Kinder in der Autonomiephase sind auf dem Weg, eine eigene Identität zu entwickeln und denken darum häufig: „Bloß, weil du etwas willst, will ich das aber nicht unbedingt!“ Dann ist elterliches Nachdenken und Empathie gefragt: Wie schaffen wir es dennoch, friedlich zusammen das Haus zu verlassen? Geliebte Stofftiere oder Handpuppen können hier gute Moderatoren sein und vermitteln. Kinder kooperieren gerne, wenn Eltern mit ihnen spielen und diese Ebene ansprechen, anstatt im Befehlston zu sagen: „Los, jetzt mach endlich.“ Wir möchten ja auch nicht, dass andere Menschen so mit uns sprechen!
Ihr zeigt durch Forschungsergebnisse, dass Eltern mit einem „autoritativen“ Erziehungsstil ganz gut fahren. Was genau meint ihr damit?
Stella: Zumindest solche Eltern fahren damit gut, die bereit sind, sich mit ihren Kindern auseinanderzusetzen, was auch schon mal ziemlich anstrengend sein kann. Aber sie tun das, weil sie wollen, dass ihre Kinder später zu ebenso selbständigen wie empathischen, bindungs- und teamfähigen Erwachsenen werden, die kein Problem haben, selbstbewusst für sich und ihre Bedürfnisse einzustehen. All diese tollen Eigenschaften trainieren Kinder und auch die Eltern nämlich nachweislich, wenn die Familie einen autoritativen Erziehungsstil lebt. Dabei ist wichtig zu verstehen, dass ein Erziehungsstil keine Methode ist, sondern eine grundsätzliche Haltung.
Und welche Haltung ist das in diesem Fall?
Eliane: Eine, in der die kindlichen Bedürfnisse eine wichtige Rolle spielen, aber die Eltern gleichzeitig entwicklungsförderliche Anforderungen an die Kinder stellen. Das heißt, auch bei einem autoritativen Erziehungsstil geht es immer noch um Erziehung, also auch bei der bindungs- und bedürfnisorientierten Erziehung, um die sich unser Buch dreht. Sie hat nichts mit Gewährenlassen zu tun und auch nichts mit der Unerzogen-Bewegung. Aber eben auch nichts mit der autoritären Erziehung früherer Generationen.
Wie hätten Eltern denn früher reagiert, wenn das Kind, sagen wir, nicht die Zähne putzen will und was tun bindungsorientierte Eltern?

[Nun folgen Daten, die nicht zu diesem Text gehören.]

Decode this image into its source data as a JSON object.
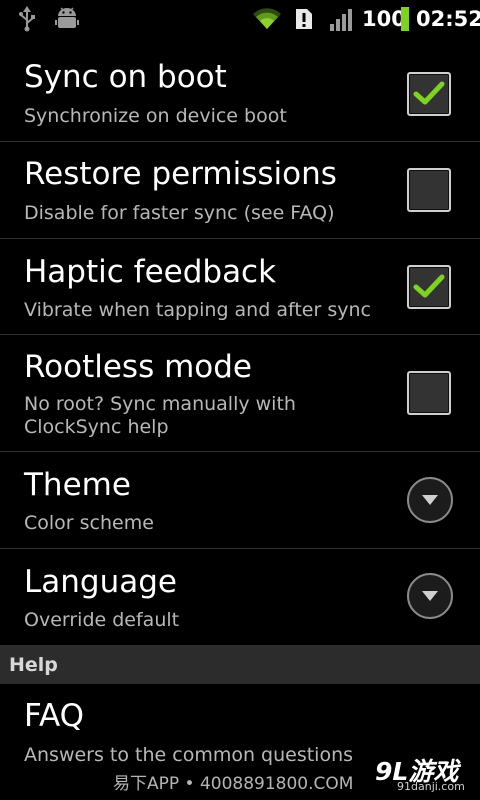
{
  "status_bar": {
    "battery_level": "100",
    "time": "02:52",
    "icons": [
      "usb-icon",
      "android-debug-icon",
      "wifi-icon",
      "alert-icon",
      "signal-icon",
      "battery-icon"
    ]
  },
  "preferences": [
    {
      "title": "Sync on boot",
      "summary": "Synchronize on device boot",
      "widget": "checkbox",
      "checked": true
    },
    {
      "title": "Restore permissions",
      "summary": "Disable for faster sync (see FAQ)",
      "widget": "checkbox",
      "checked": false
    },
    {
      "title": "Haptic feedback",
      "summary": "Vibrate when tapping and after sync",
      "widget": "checkbox",
      "checked": true
    },
    {
      "title": "Rootless mode",
      "summary": "No root? Sync manually with ClockSync help",
      "widget": "checkbox",
      "checked": false
    },
    {
      "title": "Theme",
      "summary": "Color scheme",
      "widget": "dropdown"
    },
    {
      "title": "Language",
      "summary": "Override default",
      "widget": "dropdown"
    }
  ],
  "help_section": {
    "category": "Help",
    "items": [
      {
        "title": "FAQ",
        "summary": "Answers to the common questions"
      }
    ]
  },
  "watermark": {
    "text": "易下APP • 4008891800.COM",
    "logo": "9L游戏",
    "logo_sub": "91danji.com"
  },
  "colors": {
    "background": "#000000",
    "check_green": "#7ed321",
    "category_bg": "#2c2c2c",
    "summary_text": "#b8b8b8"
  }
}
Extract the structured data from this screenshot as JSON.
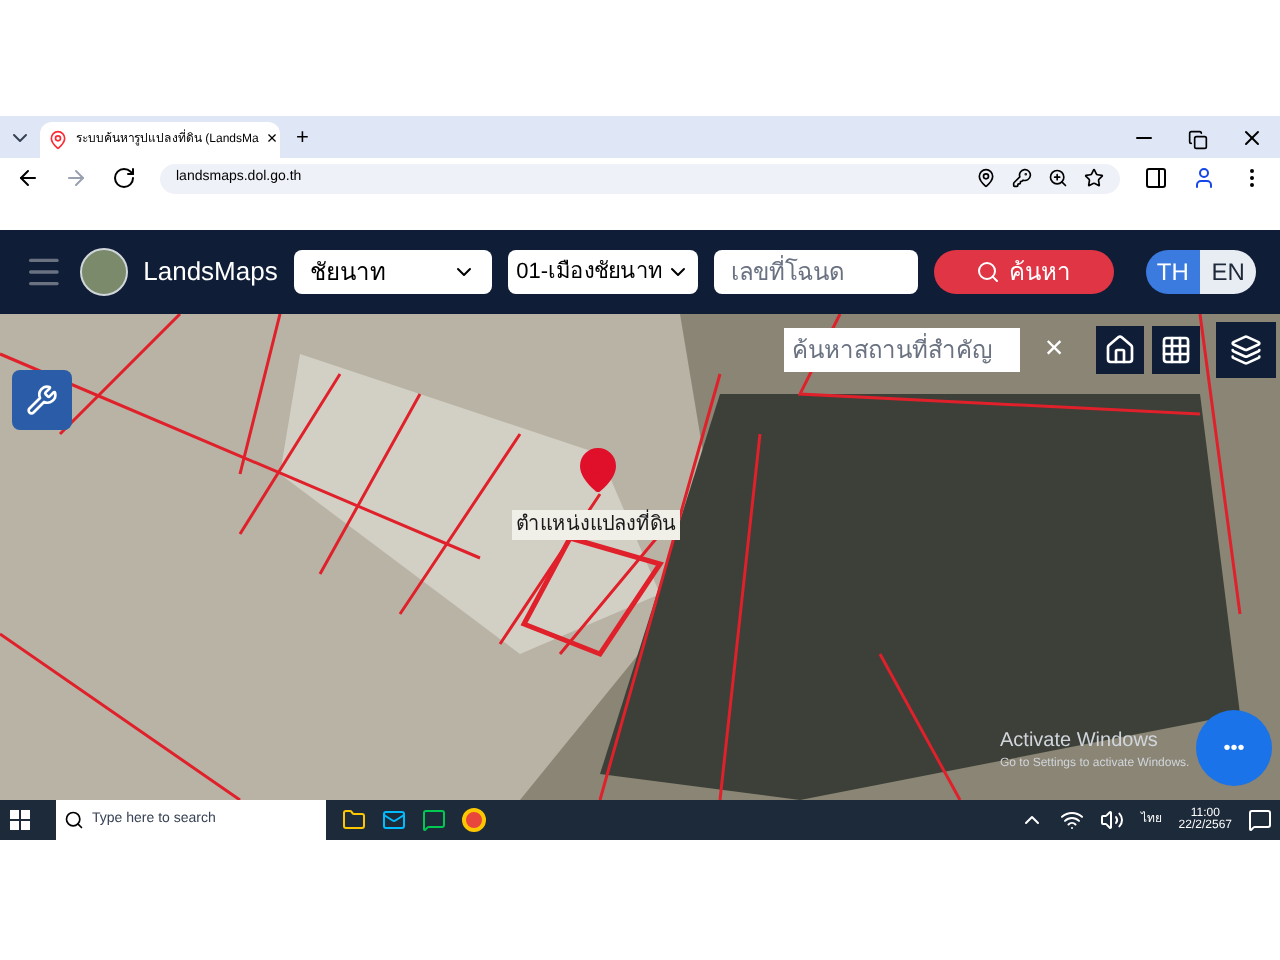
{
  "browser": {
    "tab_title": "ระบบค้นหารูปแปลงที่ดิน (LandsMa",
    "close_tab": "×",
    "new_tab": "+",
    "url": "landsmaps.dol.go.th"
  },
  "header": {
    "brand": "LandsMaps",
    "province": "ชัยนาท",
    "district": "01-เมืองชัยนาท",
    "deed_placeholder": "เลขที่โฉนด",
    "search_button": "ค้นหา",
    "languages": [
      {
        "label": "TH",
        "selected": true
      },
      {
        "label": "EN",
        "selected": false
      }
    ]
  },
  "map": {
    "place_search_placeholder": "ค้นหาสถานที่สำคัญ",
    "clear": "×",
    "marker_label": "ตำแหน่งแปลงที่ดิน",
    "more": "•••"
  },
  "activation": {
    "title": "Activate Windows",
    "subtitle": "Go to Settings to activate Windows."
  },
  "taskbar": {
    "search_placeholder": "Type here to search",
    "language": "ไทย",
    "time": "11:00",
    "date": "22/2/2567"
  }
}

Stella: Früher hätte man vielleicht gedroht: „Du machst jetzt den Mund auf, sonst setz’s was.“ Das hat erst mal in dem Sinne funktioniert, dass das Kind den Mund öffnet. Allerdings aus Angst, nicht, weil es freiwillig kooperiert. Was ein Kind da vor allem mitnimmt, ist: Was ich will, zählt nicht. Für die schnell gesäuberten Zähne wurden mal eben die Bindung und das kindliche Selbstwertgefühl beschädigt.
Eltern, die bindungsorientiert erziehen, möchten natürlich auch, dass ihr Kind gesunde Zähne hat, sie übernehmen hier Verantwortung. Aber sie versetzen sich in die Lage des Kindes: Es ist unangenehm, wenn jemand anders im eigenen Mund herumfuhrwerkt, das kennen wir doch alle vom Zahnarzt. Natürlich begreift ein Zweijähriges noch nichts von Bakterien. Aber es lohnt sich, wenn die Eltern sich die Mühe machen, eine kindgerechte Erklärung zu finden, warum Zähne geputzt werden müssen.
Etwa: Die Kariestrolle haben sich eingeschlichen und mit der Zahnbürste putzen wir sie jetzt weg. Wenn das Kind dann noch einbezogen wird, indem es zum Beispiel die Zahnbürste und den Ort des Zähneputzens wählen darf und vielleicht auch mal Papas Zähne schrubben darf, lernt es: Es gibt einen wichtigen Grund fürs Zähneputzen, aber ich darf mitbestimmen, wie das gemacht wird, ich bin auch wichtig. Der Aufwand für Mama und Papa ist zwischendurch schon mal hoch, die Anstrengung zahlt sich aber langfristig aus. Und mit der Zeit wird es auch leichter, weil das Kind irgendwann aus freien Stücken kooperiert.
Euer Buch heißt „Wild Child“. Was genau ist denn ein Wild Child, ein wildes Kind?
Stella: Wir fanden, dass der Begriff toll auf kleine Kinder passt, denn die sind von Natur aus wild, lebensfroh und wollen die Welt kennenlernen und entdecken. Oder besser gesagt: Sie müssen es sogar, denn es ist ja kein Zufall, dass alle kleinen Kinder plötzlich in die Autonomiephase kommen und beginnen, sich von den Eltern zu lösen. Das ist das Programm, das ihnen die Evolution mitgegeben hat. Dabei verstehen wir „wild“ im Sinne von ursprünglich und unverfälscht, ein Wild Child folgt seinen Gefühlen. Das bedeutet aber nicht, dass ein Wild Child unbedingt ein besonders lautes oder extrovertiertes Kind sein muss oder eines, das besonders auf Konfrontation aus ist. Ein Reh ist ja auch genauso wild wie ein Puma.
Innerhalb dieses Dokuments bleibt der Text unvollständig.